Recently, I was back in Wisconsin for the funeral of my grandmother (and they did have kringle at the funeral home). It was a good opportunity to be with my family and to remember all the the good times that we had together in my grandparents' little house.
It was also a good opportunity to remember my Midwestern roots. I shared with my congregation how different the sense of being Lutheran is in Racine and on Cape Cod. Racine, with a population of around 80000 has 14 Evangelical Lutheran Church in America congregations, 10 Missouri synod Lutheran congregations and 3 Wisconsin synod congregations. I'm sure there are also a few independent Lutheran churches but they are harder to research. In Racine they might not ask "Are you Lutheran?" but "What sort of Lutheran are you?" Cape Cod, with a population of slightly over 200000 has a grand total of 4 Lutheran congregations. No matter how I drive, it takes me at least 40 minutes to get to the next closest Lutheran church on the Cape. It made me realize that on the Cape, we need to do a more intentional job of defining ourselves because we are not a major player in the religious culture.
In any case, partly out of nostalgia for those Midwestern roots, partly out of a desire to share my experience with my children and partly because I really like kringle, I decided to take one on the plane with me. My parents were kind enough to stop at a bakery on the way to the airport (They also bought a kringle, so the detour was not in vain for them). I was dropped of at the Milwaukee airport with my check-in bag, my laptop bag and a blueberry kringle.
I toyed with idea of stowing it in my suitcase because a kringle would be fairly awkward to carry around an airport not to mention on two plane flights, but I had visions of trying to convince my children that well-traveled, smashed pastry is just as good as the regular stuff. However, I discovered that the pastry was just about as large as my laptop. The kringle traveled in the protected area usually reserved for a computer. The computer traveled unprotected. Everything made it back to Massachusetts with just a small amount of frosting loss.

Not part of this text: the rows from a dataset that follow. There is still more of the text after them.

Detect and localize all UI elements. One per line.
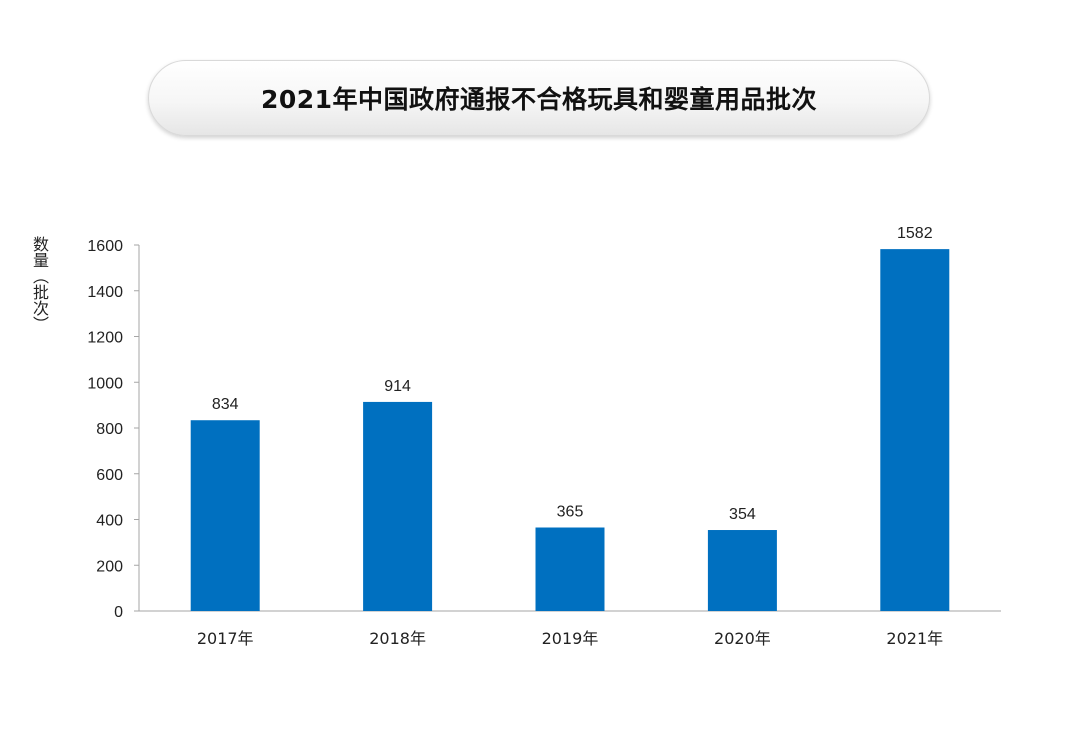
- x-tick-label: 2018年: [369, 629, 426, 648]
- x-tick-label: 2021年: [886, 629, 943, 648]
- y-tick-label: 0: [114, 604, 123, 621]
- y-tick-label: 1200: [87, 330, 123, 347]
- bar: [363, 401, 433, 611]
- data-label: 354: [729, 506, 756, 523]
- data-label: 365: [557, 504, 584, 521]
- chart-title-banner: 2021年中国政府通报不合格玩具和婴童用品批次: [148, 60, 930, 136]
- x-tick-label: 2019年: [542, 629, 599, 648]
- bar: [880, 249, 950, 611]
- y-tick-label: 1400: [87, 284, 123, 301]
- chart-title: 2021年中国政府通报不合格玩具和婴童用品批次: [260, 85, 818, 114]
- y-axis-label: 数量（批次）: [30, 236, 49, 332]
- y-tick-label: 800: [96, 421, 123, 438]
- bar: [190, 420, 260, 611]
- y-tick-label: 200: [96, 558, 123, 575]
- data-label: 914: [384, 378, 411, 395]
- y-tick-label: 1000: [87, 375, 123, 392]
- data-label: 834: [212, 396, 239, 413]
- y-tick-label: 600: [96, 467, 123, 484]
- bar: [535, 527, 605, 611]
- data-label: 1582: [897, 225, 933, 242]
- x-tick-label: 2020年: [714, 629, 771, 648]
- bar: [707, 530, 777, 611]
- y-tick-label: 1600: [87, 238, 123, 255]
- x-tick-label: 2017年: [197, 629, 254, 648]
- y-tick-label: 400: [96, 513, 123, 530]
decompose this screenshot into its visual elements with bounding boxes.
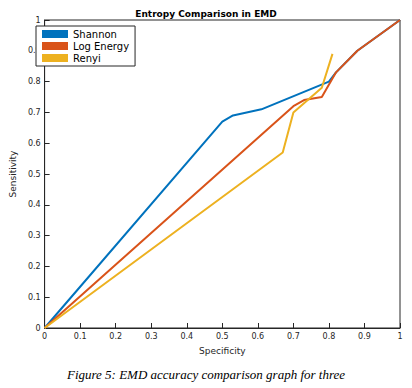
svg-text:0.5: 0.5 xyxy=(216,332,229,341)
svg-text:0.2: 0.2 xyxy=(109,332,122,341)
svg-text:0.4: 0.4 xyxy=(28,200,41,209)
svg-text:1: 1 xyxy=(36,16,41,25)
svg-text:0: 0 xyxy=(42,332,47,341)
svg-text:0.8: 0.8 xyxy=(323,332,336,341)
svg-text:0.5: 0.5 xyxy=(28,170,41,179)
svg-text:0.2: 0.2 xyxy=(28,262,41,271)
svg-text:0.1: 0.1 xyxy=(28,293,41,302)
svg-text:1: 1 xyxy=(397,332,402,341)
svg-text:0.6: 0.6 xyxy=(251,332,264,341)
svg-text:0.7: 0.7 xyxy=(287,332,300,341)
svg-text:Shannon: Shannon xyxy=(73,29,117,40)
svg-text:0.3: 0.3 xyxy=(28,231,41,240)
svg-text:0.8: 0.8 xyxy=(28,77,41,86)
svg-text:Log Energy: Log Energy xyxy=(73,41,129,52)
svg-text:Specificity: Specificity xyxy=(199,346,246,356)
svg-text:Figure 5: EMD accuracy compari: Figure 5: EMD accuracy comparison graph … xyxy=(66,367,345,382)
svg-text:0.1: 0.1 xyxy=(74,332,87,341)
svg-text:Renyi: Renyi xyxy=(73,53,101,64)
svg-text:0.9: 0.9 xyxy=(358,332,371,341)
svg-text:0.3: 0.3 xyxy=(145,332,158,341)
svg-text:Sensitivity: Sensitivity xyxy=(8,150,18,198)
svg-text:0.4: 0.4 xyxy=(180,332,193,341)
svg-text:0.6: 0.6 xyxy=(28,139,41,148)
svg-text:0.9: 0.9 xyxy=(27,46,41,56)
svg-text:0: 0 xyxy=(36,324,41,333)
svg-text:0.7: 0.7 xyxy=(28,108,41,117)
svg-text:Entropy Comparison in EMD: Entropy Comparison in EMD xyxy=(135,9,276,19)
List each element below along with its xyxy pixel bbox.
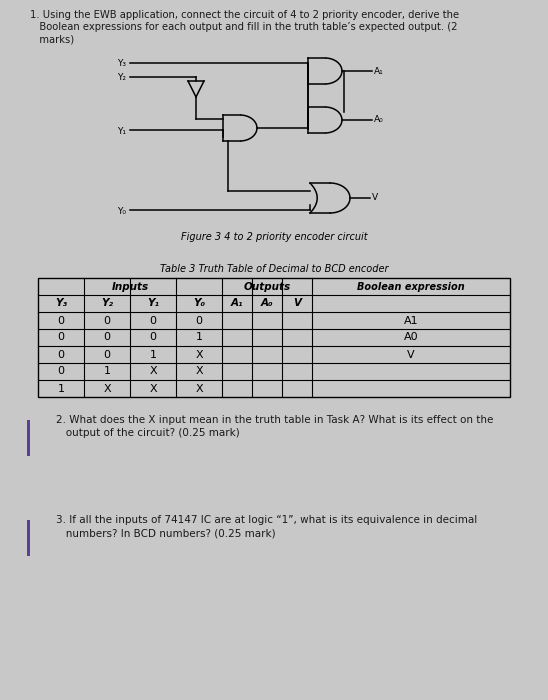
Text: Y₁: Y₁: [147, 298, 159, 309]
Text: A1: A1: [404, 316, 418, 326]
Text: V: V: [293, 298, 301, 309]
Text: Y₂: Y₂: [117, 74, 126, 83]
Text: Y₂: Y₂: [101, 298, 113, 309]
Text: Y₀: Y₀: [117, 206, 126, 216]
Text: X: X: [195, 349, 203, 360]
Text: Boolean expression: Boolean expression: [357, 281, 465, 291]
Text: Inputs: Inputs: [111, 281, 149, 291]
Text: 0: 0: [104, 332, 111, 342]
Text: Y₃: Y₃: [117, 60, 126, 69]
Text: 1: 1: [150, 349, 157, 360]
Text: V: V: [372, 193, 378, 202]
Text: X: X: [195, 384, 203, 393]
Text: X: X: [149, 367, 157, 377]
Text: A₀: A₀: [261, 298, 273, 309]
Text: marks): marks): [30, 34, 74, 44]
Text: X: X: [195, 367, 203, 377]
Text: 0: 0: [58, 367, 65, 377]
Bar: [27, 420, 30, 456]
Text: A₁: A₁: [231, 298, 243, 309]
Text: Y₁: Y₁: [117, 127, 126, 136]
Text: A₁: A₁: [374, 66, 384, 76]
Text: numbers? In BCD numbers? (0.25 mark): numbers? In BCD numbers? (0.25 mark): [56, 528, 276, 538]
Text: V: V: [407, 349, 415, 360]
Text: 0: 0: [58, 316, 65, 326]
Text: 0: 0: [104, 316, 111, 326]
Text: X: X: [103, 384, 111, 393]
Text: 1: 1: [104, 367, 111, 377]
Text: 1. Using the EWB application, connect the circuit of 4 to 2 priority encoder, de: 1. Using the EWB application, connect th…: [30, 10, 459, 20]
Bar: [27, 520, 30, 556]
Text: Y₀: Y₀: [193, 298, 205, 309]
Text: 3. If all the inputs of 74147 IC are at logic “1”, what is its equivalence in de: 3. If all the inputs of 74147 IC are at …: [56, 515, 477, 525]
Text: 2. What does the X input mean in the truth table in Task A? What is its effect o: 2. What does the X input mean in the tru…: [56, 415, 493, 425]
Text: Outputs: Outputs: [243, 281, 290, 291]
Text: A₀: A₀: [374, 116, 384, 125]
Text: 0: 0: [196, 316, 203, 326]
Text: 0: 0: [104, 349, 111, 360]
Text: Table 3 Truth Table of Decimal to BCD encoder: Table 3 Truth Table of Decimal to BCD en…: [160, 264, 388, 274]
Bar: [38, 278, 510, 397]
Text: A0: A0: [404, 332, 418, 342]
Text: 1: 1: [58, 384, 65, 393]
Text: 1: 1: [196, 332, 203, 342]
Text: output of the circuit? (0.25 mark): output of the circuit? (0.25 mark): [56, 428, 240, 438]
Text: Figure 3 4 to 2 priority encoder circuit: Figure 3 4 to 2 priority encoder circuit: [181, 232, 367, 242]
Text: X: X: [149, 384, 157, 393]
Text: 0: 0: [150, 332, 157, 342]
Text: 0: 0: [58, 349, 65, 360]
Text: Y₃: Y₃: [55, 298, 67, 309]
Text: 0: 0: [58, 332, 65, 342]
Text: Boolean expressions for each output and fill in the truth table’s expected outpu: Boolean expressions for each output and …: [30, 22, 458, 32]
Text: 0: 0: [150, 316, 157, 326]
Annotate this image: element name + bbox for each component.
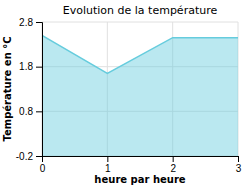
- x-axis: 0 1 2 3: [40, 156, 242, 174]
- tick-label: 0.8: [19, 106, 33, 117]
- tick: 3: [236, 156, 242, 174]
- tick-mark: [36, 67, 42, 68]
- area: [42, 35, 238, 156]
- tick-label: -0.2: [16, 151, 34, 162]
- grid: [42, 22, 238, 156]
- y-axis: -0.2 0.8 1.8 2.8: [16, 17, 43, 162]
- title: Evolution de la température: [63, 4, 218, 17]
- tick-label: 3: [236, 163, 242, 174]
- tick-label: 1: [105, 163, 111, 174]
- tick-mark: [107, 156, 108, 162]
- grid-line: [42, 22, 238, 23]
- y-axis-title: Température en °C: [2, 36, 13, 141]
- tick: -0.2: [16, 151, 42, 162]
- chart: 0 1 2 3 -0.2 0.8 1.8 2.8 Evolution de la tempéra…: [0, 0, 250, 188]
- tick-mark: [238, 156, 239, 162]
- y-axis-line: [36, 23, 43, 157]
- tick: 1: [105, 156, 111, 174]
- plot-area: 0 1 2 3 -0.2 0.8 1.8 2.8: [16, 17, 242, 174]
- x-axis-title: heure par heure: [94, 174, 185, 185]
- x-axis-line: [43, 157, 239, 163]
- tick: 1.8: [19, 61, 42, 72]
- series: [42, 35, 238, 156]
- tick: 0.8: [19, 106, 42, 117]
- tick-label: 2: [170, 163, 176, 174]
- tick-mark: [36, 22, 42, 23]
- tick: 2: [170, 156, 176, 174]
- tick-mark: [36, 156, 42, 157]
- tick-label: 0: [40, 163, 46, 174]
- tick-label: 1.8: [19, 61, 33, 72]
- tick-label: 2.8: [19, 17, 33, 28]
- tick: 2.8: [19, 17, 42, 28]
- tick-mark: [36, 111, 42, 112]
- line: [42, 35, 238, 73]
- tick: 0: [40, 156, 46, 174]
- tick-mark: [173, 156, 174, 162]
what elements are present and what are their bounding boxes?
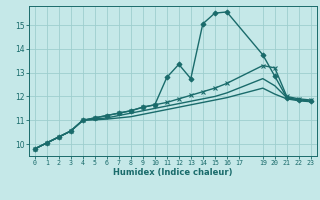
X-axis label: Humidex (Indice chaleur): Humidex (Indice chaleur) — [113, 168, 233, 177]
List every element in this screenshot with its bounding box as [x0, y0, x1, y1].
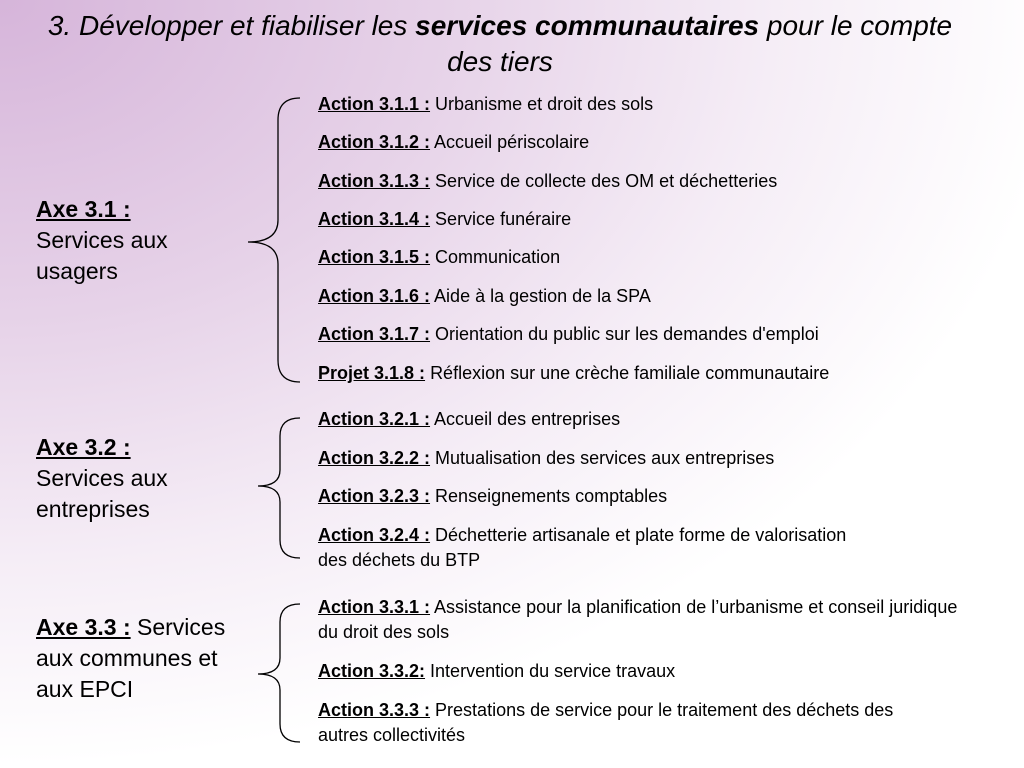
- action-3-2-2: Action 3.2.2 : Mutualisation des service…: [318, 446, 958, 471]
- action-text: Prestations de service pour le traitemen…: [318, 700, 894, 745]
- action-text: Orientation du public sur les demandes d…: [435, 324, 819, 344]
- action-label: Action 3.1.1 :: [318, 94, 431, 114]
- action-text: Service funéraire: [435, 209, 572, 229]
- axe-label: Axe 3.3 :: [36, 614, 131, 640]
- action-3-1-1: Action 3.1.1 : Urbanisme et droit des so…: [318, 92, 958, 117]
- action-label: Action 3.1.2 :: [318, 132, 431, 152]
- action-text: Communication: [435, 247, 561, 267]
- action-3-1-7: Action 3.1.7 : Orientation du public sur…: [318, 322, 958, 347]
- brace-axe-3-1: [247, 97, 301, 383]
- action-3-3-1: Action 3.3.1 : Assistance pour la planif…: [318, 595, 958, 645]
- action-text: Intervention du service travaux: [430, 661, 676, 681]
- axe-3-2: Axe 3.2 : Services aux entreprises: [36, 432, 216, 525]
- action-label: Action 3.2.1 :: [318, 409, 431, 429]
- axe-3-3: Axe 3.3 : Services aux communes et aux E…: [36, 612, 251, 705]
- action-text: Réflexion sur une crèche familiale commu…: [430, 363, 830, 383]
- brace-axe-3-3: [257, 603, 301, 743]
- action-3-1-3: Action 3.1.3 : Service de collecte des O…: [318, 169, 958, 194]
- axe-label: Axe 3.2 :: [36, 434, 131, 460]
- action-label: Action 3.2.3 :: [318, 486, 431, 506]
- action-label: Action 3.1.7 :: [318, 324, 431, 344]
- axe-text: Services aux entreprises: [36, 465, 168, 522]
- action-text: Urbanisme et droit des sols: [435, 94, 654, 114]
- action-label: Projet 3.1.8 :: [318, 363, 426, 383]
- projet-3-1-8: Projet 3.1.8 : Réflexion sur une crèche …: [318, 361, 958, 386]
- action-label: Action 3.1.3 :: [318, 171, 431, 191]
- action-3-1-4: Action 3.1.4 : Service funéraire: [318, 207, 958, 232]
- action-3-1-2: Action 3.1.2 : Accueil périscolaire: [318, 130, 958, 155]
- action-3-2-3: Action 3.2.3 : Renseignements comptables: [318, 484, 958, 509]
- action-label: Action 3.3.2:: [318, 661, 426, 681]
- slide-title: 3. Développer et fiabiliser les services…: [40, 8, 960, 80]
- title-text-2: pour le compte des tiers: [447, 10, 953, 77]
- action-3-2-4: Action 3.2.4 : Déchetterie artisanale et…: [318, 523, 878, 573]
- action-text: Renseignements comptables: [435, 486, 668, 506]
- action-label: Action 3.1.6 :: [318, 286, 431, 306]
- axe-text: Services aux usagers: [36, 227, 168, 284]
- action-text: Déchetterie artisanale et plate forme de…: [318, 525, 847, 570]
- brace-axe-3-2: [257, 417, 301, 559]
- action-label: Action 3.1.4 :: [318, 209, 431, 229]
- action-3-2-1: Action 3.2.1 : Accueil des entreprises: [318, 407, 958, 432]
- action-3-1-5: Action 3.1.5 : Communication: [318, 245, 958, 270]
- action-label: Action 3.2.4 :: [318, 525, 431, 545]
- action-text: Accueil des entreprises: [434, 409, 621, 429]
- action-label: Action 3.1.5 :: [318, 247, 431, 267]
- action-3-3-2: Action 3.3.2: Intervention du service tr…: [318, 659, 958, 684]
- title-bold-text: services communautaires: [415, 10, 760, 41]
- action-text: Accueil périscolaire: [434, 132, 590, 152]
- title-text-1: 3. Développer et fiabiliser les: [47, 10, 416, 41]
- action-label: Action 3.2.2 :: [318, 448, 431, 468]
- action-text: Aide à la gestion de la SPA: [434, 286, 651, 306]
- action-text: Assistance pour la planification de l’ur…: [318, 597, 958, 642]
- axe-3-1: Axe 3.1 : Services aux usagers: [36, 194, 216, 287]
- action-text: Mutualisation des services aux entrepris…: [435, 448, 775, 468]
- action-3-1-6: Action 3.1.6 : Aide à la gestion de la S…: [318, 284, 958, 309]
- action-label: Action 3.3.1 :: [318, 597, 431, 617]
- action-label: Action 3.3.3 :: [318, 700, 431, 720]
- action-3-3-3: Action 3.3.3 : Prestations de service po…: [318, 698, 918, 748]
- axe-text: Services aux communes et aux EPCI: [36, 614, 226, 702]
- axe-label: Axe 3.1 :: [36, 196, 131, 222]
- action-text: Service de collecte des OM et déchetteri…: [435, 171, 778, 191]
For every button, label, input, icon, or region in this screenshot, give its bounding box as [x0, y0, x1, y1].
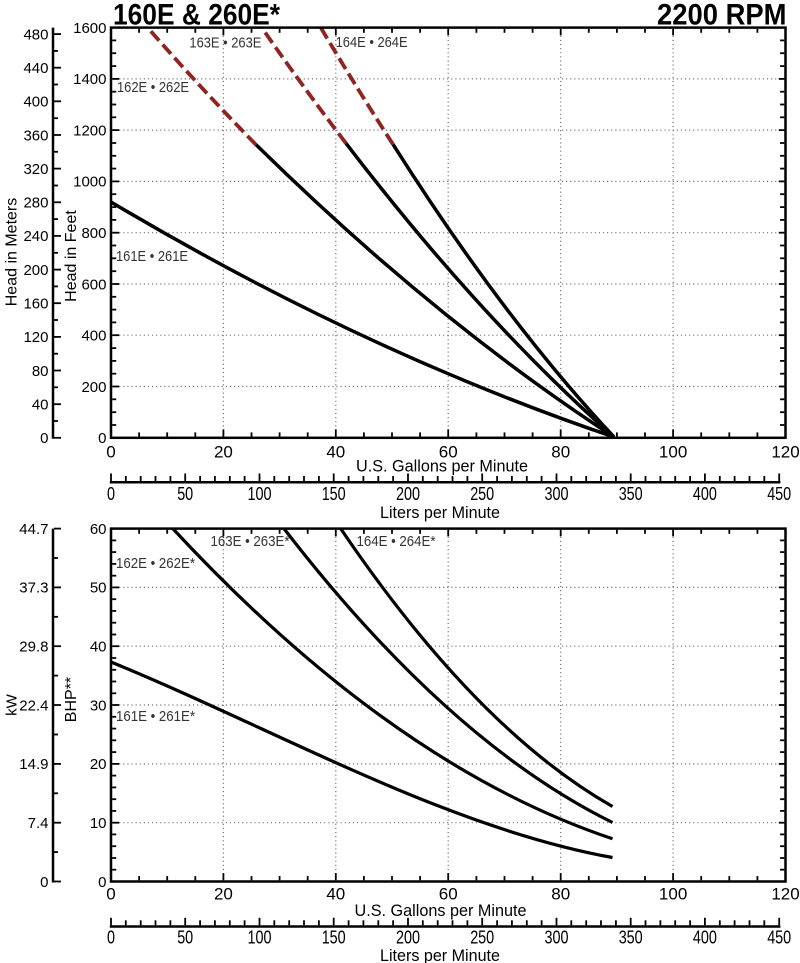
- svg-text:200: 200: [396, 928, 420, 948]
- svg-text:400: 400: [81, 328, 106, 345]
- svg-text:80: 80: [551, 443, 570, 462]
- svg-text:360: 360: [23, 127, 48, 144]
- svg-text:40: 40: [326, 885, 345, 904]
- svg-text:400: 400: [693, 484, 717, 504]
- svg-text:Head in Meters: Head in Meters: [4, 198, 21, 307]
- svg-text:Liters per Minute: Liters per Minute: [380, 503, 500, 522]
- svg-text:80: 80: [551, 885, 570, 904]
- svg-text:250: 250: [470, 484, 494, 504]
- svg-text:100: 100: [659, 885, 687, 904]
- svg-text:450: 450: [767, 928, 791, 948]
- svg-text:1000: 1000: [73, 174, 106, 191]
- svg-text:280: 280: [23, 195, 48, 212]
- svg-text:22.4: 22.4: [19, 697, 48, 714]
- svg-text:120: 120: [771, 443, 799, 462]
- svg-text:40: 40: [326, 443, 345, 462]
- svg-text:0: 0: [40, 874, 48, 891]
- svg-text:14.9: 14.9: [19, 756, 48, 773]
- svg-text:40: 40: [90, 639, 107, 656]
- svg-text:20: 20: [90, 756, 107, 773]
- svg-text:162E • 262E*: 162E • 262E*: [116, 555, 195, 572]
- svg-text:320: 320: [23, 161, 48, 178]
- svg-text:800: 800: [81, 225, 106, 242]
- svg-text:100: 100: [248, 928, 272, 948]
- svg-text:37.3: 37.3: [19, 580, 48, 597]
- svg-text:60: 60: [439, 885, 458, 904]
- svg-text:50: 50: [177, 484, 193, 504]
- svg-text:163E • 263E: 163E • 263E: [189, 35, 261, 52]
- svg-text:240: 240: [23, 228, 48, 245]
- svg-text:161E • 261E: 161E • 261E: [116, 248, 188, 265]
- svg-text:1400: 1400: [73, 71, 106, 88]
- svg-text:164E • 264E: 164E • 264E: [336, 34, 408, 51]
- svg-text:0: 0: [107, 484, 115, 504]
- svg-text:300: 300: [545, 928, 569, 948]
- svg-text:120: 120: [771, 885, 799, 904]
- svg-text:150: 150: [322, 484, 346, 504]
- svg-text:0: 0: [106, 443, 115, 462]
- svg-text:350: 350: [619, 928, 643, 948]
- svg-text:150: 150: [322, 928, 346, 948]
- svg-text:0: 0: [98, 430, 106, 447]
- svg-text:350: 350: [619, 484, 643, 504]
- svg-text:0: 0: [40, 430, 48, 447]
- svg-text:163E • 263E*: 163E • 263E*: [211, 533, 290, 550]
- svg-text:0: 0: [98, 874, 106, 891]
- svg-text:400: 400: [693, 928, 717, 948]
- svg-text:164E • 264E*: 164E • 264E*: [357, 533, 436, 550]
- svg-text:600: 600: [81, 276, 106, 293]
- svg-text:80: 80: [32, 363, 49, 380]
- svg-text:200: 200: [23, 262, 48, 279]
- svg-text:60: 60: [90, 521, 107, 538]
- svg-text:0: 0: [107, 928, 115, 948]
- svg-text:U.S. Gallons per Minute: U.S. Gallons per Minute: [355, 901, 527, 920]
- svg-text:Head in Feet: Head in Feet: [63, 210, 80, 302]
- svg-text:7.4: 7.4: [28, 815, 49, 832]
- svg-text:300: 300: [545, 484, 569, 504]
- svg-text:160E & 260E*: 160E & 260E*: [113, 0, 280, 31]
- svg-text:200: 200: [81, 379, 106, 396]
- svg-text:50: 50: [90, 580, 107, 597]
- svg-text:20: 20: [214, 443, 233, 462]
- svg-text:44.7: 44.7: [19, 521, 48, 538]
- svg-text:120: 120: [23, 329, 48, 346]
- svg-text:1200: 1200: [73, 122, 106, 139]
- svg-text:U.S. Gallons per Minute: U.S. Gallons per Minute: [356, 456, 528, 475]
- svg-text:kW: kW: [4, 693, 21, 716]
- svg-text:161E • 261E*: 161E • 261E*: [116, 708, 195, 725]
- svg-text:450: 450: [767, 484, 791, 504]
- svg-text:100: 100: [248, 484, 272, 504]
- svg-text:50: 50: [177, 928, 193, 948]
- svg-text:200: 200: [396, 484, 420, 504]
- svg-text:10: 10: [90, 815, 107, 832]
- svg-text:480: 480: [23, 26, 48, 43]
- svg-text:BHP**: BHP**: [63, 677, 80, 722]
- svg-text:160: 160: [23, 296, 48, 313]
- svg-text:20: 20: [214, 885, 233, 904]
- svg-text:1600: 1600: [73, 20, 106, 37]
- svg-text:250: 250: [470, 928, 494, 948]
- svg-text:40: 40: [32, 397, 49, 414]
- svg-text:162E • 262E: 162E • 262E: [117, 79, 189, 96]
- svg-text:Liters per Minute: Liters per Minute: [380, 946, 500, 963]
- svg-text:29.8: 29.8: [19, 639, 48, 656]
- svg-text:440: 440: [23, 60, 48, 77]
- svg-text:0: 0: [106, 885, 115, 904]
- svg-text:400: 400: [23, 94, 48, 111]
- svg-text:60: 60: [439, 443, 458, 462]
- svg-text:30: 30: [90, 697, 107, 714]
- svg-text:2200 RPM: 2200 RPM: [657, 0, 787, 31]
- svg-text:100: 100: [659, 443, 687, 462]
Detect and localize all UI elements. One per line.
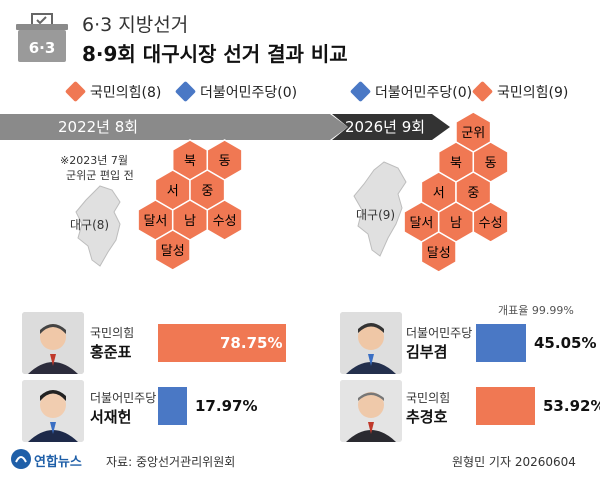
daegu-outline-left [75,185,121,267]
right-hex-label-0: 군위 [461,126,485,141]
candidate-photo-kim [340,312,402,374]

I could have gotten home and ordered a kringle online and I will probably do so sometime this year. They ship them in sturdy containers that seem to travel well. But there was something about taking that piece of Wisconsin with me, protecting it from the press of crowds at O'Hare, carefully sliding it under a seat during the plane ride, and offering it to my family when I returned home that briefly connected those Midwestern roots to a Cape Cod life, offering a piece of my childhood to my own children. It was worth the effort.